Many tooth whitening treatments suggest the use of a light source, as it is believed to help improve the overall result.
However, a recent study in the Journal of Photochemical and Photobiological Sciences (Jan 16, 2009) argues that ultraviolet (UV) light not only doesn’t enhance teeth whitening, it can actually be dangerous to patients and dentists who are exposed to it.
UV light is claimed by most manufacturers to improve whitening efficiency. But Ellen Bruzell, Ph.D., of the Nordic Institute of Dental Materials said her team’s research found no evidence to support this claim and that, in fact, UV light-assisted teeth whitening can damage skin and eyes up to four times more than sunbathing.
The study conducted compared teeth whitened with UV light according to the manufacturers recommendations, vs teeth whitened without irradiation. Seven different light whitening systems were evaluated. The whitening effect for both groups was measured immediately after treatment and one week later. The study showed that one week after whitening, there was no significant difference between those teeth whitened with a light source and those whitened without irradiation. Much of the difference seen in office whitening done with a light source vs in office whitening done with a stronger solution is the result of dehydration, and once the teeth re-hydrate, there is little difference.
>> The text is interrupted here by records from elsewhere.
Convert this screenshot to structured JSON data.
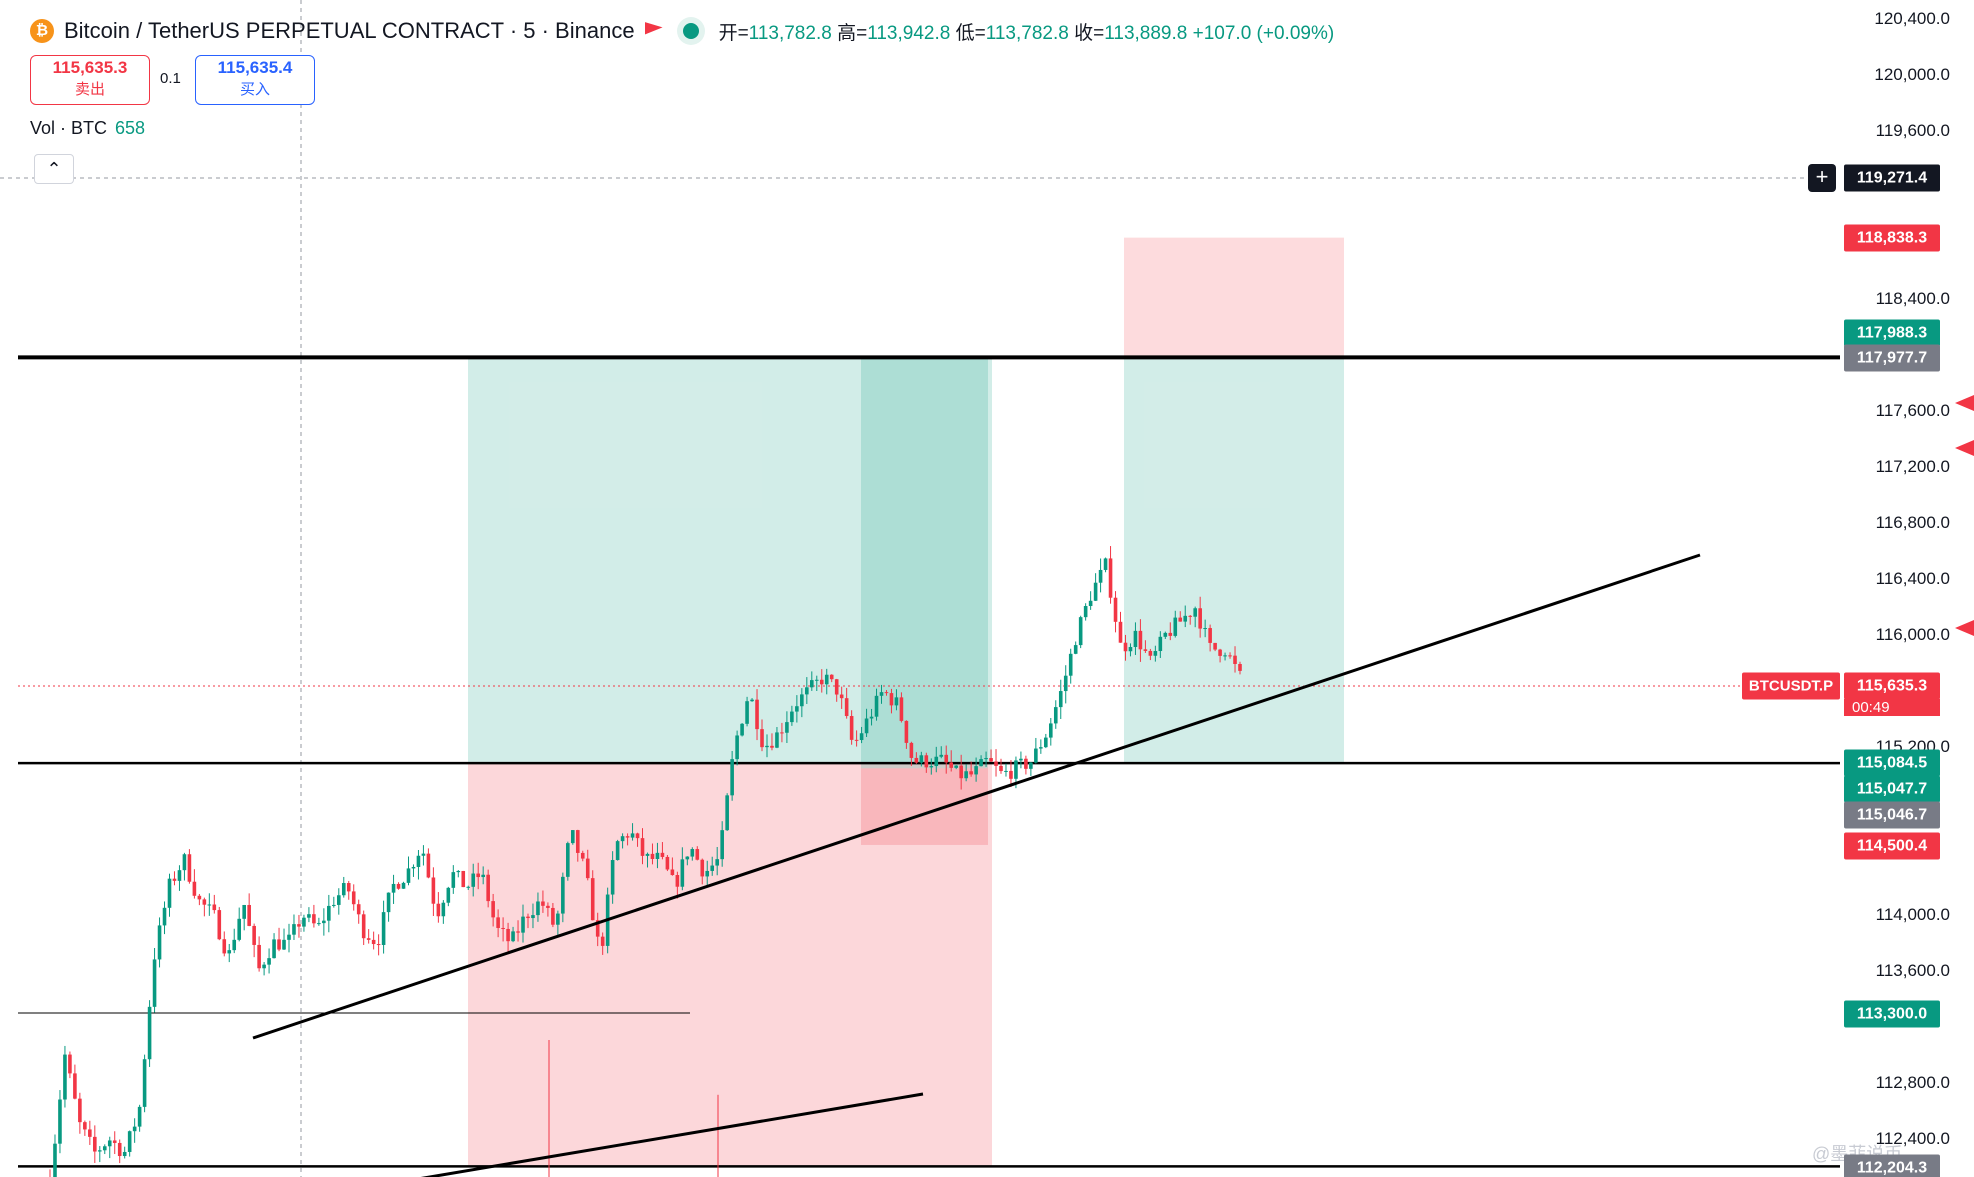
{
  "header": {
    "coin_icon": "bitcoin-icon",
    "symbol_title": "Bitcoin / TetherUS PERPETUAL CONTRACT · 5 · Binance",
    "ohlc": {
      "open_label": "开=",
      "open": "113,782.8",
      "high_label": "高=",
      "high": "113,942.8",
      "low_label": "低=",
      "low": "113,782.8",
      "close_label": "收=",
      "close": "113,889.8",
      "change": "+107.0 (+0.09%)"
    },
    "colors": {
      "up": "#089981",
      "down": "#f23645",
      "accent": "#2962ff"
    }
  },
  "trade": {
    "sell_price": "115,635.3",
    "sell_label": "卖出",
    "spread": "0.1",
    "buy_price": "115,635.4",
    "buy_label": "买入"
  },
  "volume": {
    "label": "Vol · BTC",
    "value": "658"
  },
  "price_axis": {
    "ticks": [
      "120,400.0",
      "120,000.0",
      "119,600.0",
      "118,400.0",
      "117,600.0",
      "117,200.0",
      "116,800.0",
      "116,400.0",
      "116,000.0",
      "115,200.0",
      "114,000.0",
      "113,600.0",
      "112,800.0",
      "112,400.0"
    ],
    "crosshair_price": "119,271.4",
    "labels": [
      {
        "text": "118,838.3",
        "color": "#f23645"
      },
      {
        "text": "117,988.3",
        "color": "#089981"
      },
      {
        "text": "117,977.7",
        "color": "#787b86"
      },
      {
        "text": "115,084.5",
        "color": "#089981"
      },
      {
        "text": "115,047.7",
        "color": "#089981"
      },
      {
        "text": "115,046.7",
        "color": "#787b86"
      },
      {
        "text": "114,500.4",
        "color": "#f23645"
      },
      {
        "text": "113,300.0",
        "color": "#089981"
      },
      {
        "text": "112,204.3",
        "color": "#787b86"
      }
    ],
    "last_price": "115,635.3",
    "countdown": "00:49",
    "symbol_label": "BTCUSDT.P"
  },
  "chart_data": {
    "type": "candlestick",
    "timeframe": "5",
    "ylim": [
      112200,
      120500
    ],
    "price_path": [
      112100,
      113000,
      112500,
      112300,
      112400,
      112300,
      112600,
      113700,
      114200,
      114400,
      114100,
      114000,
      113700,
      114100,
      113600,
      113800,
      113800,
      114000,
      113900,
      114100,
      114200,
      113900,
      113800,
      114200,
      114300,
      114500,
      114000,
      114300,
      114200,
      114300,
      113900,
      113800,
      114000,
      114100,
      113900,
      114600,
      114300,
      113700,
      114500,
      114600,
      114400,
      114400,
      114200,
      114500,
      114300,
      114400,
      115200,
      115600,
      115200,
      115300,
      115500,
      115600,
      115700,
      115600,
      115200,
      115400,
      115600,
      115500,
      115100,
      115100,
      115100,
      115000,
      115000,
      115100,
      115000,
      115050,
      115100,
      115300,
      115600,
      116000,
      116300,
      116500,
      115900,
      116000,
      115800,
      116000,
      116100,
      116200,
      115900,
      115900,
      115700
    ],
    "volume_spikes": [
      1.0,
      0.6
    ],
    "positions": [
      {
        "kind": "long",
        "entry": 115084.5,
        "target": 117977.7,
        "stop": 112204.3
      },
      {
        "kind": "long",
        "entry": 115047.7,
        "target": 117977.7,
        "stop": 114500.4
      },
      {
        "kind": "long",
        "entry": 115084.5,
        "target": 117988.3,
        "stop": 118838.3
      }
    ],
    "horizontal_levels": [
      117988.3,
      117977.7,
      115084.5,
      113300.0,
      112204.3
    ],
    "last_price": 115635.3
  },
  "watermark": "@墨菲说币"
}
This study suggests that light-assisted whitening is a waste of time and money. In addition they conclude that “the use of optical radiation in tooth whitening poses a health risk to the client and violates radiation protection regulations”. Therefore they advise against light-assisted tooth whitening.
In-office whitening can still produce faster results than the take-home whitening kits available, but it relies on a stronger solution to speed up the whitening process, not a UV light. Because of the strength of the solution, direct dental supervision is required and therefore the procedure must be completed in a dental office.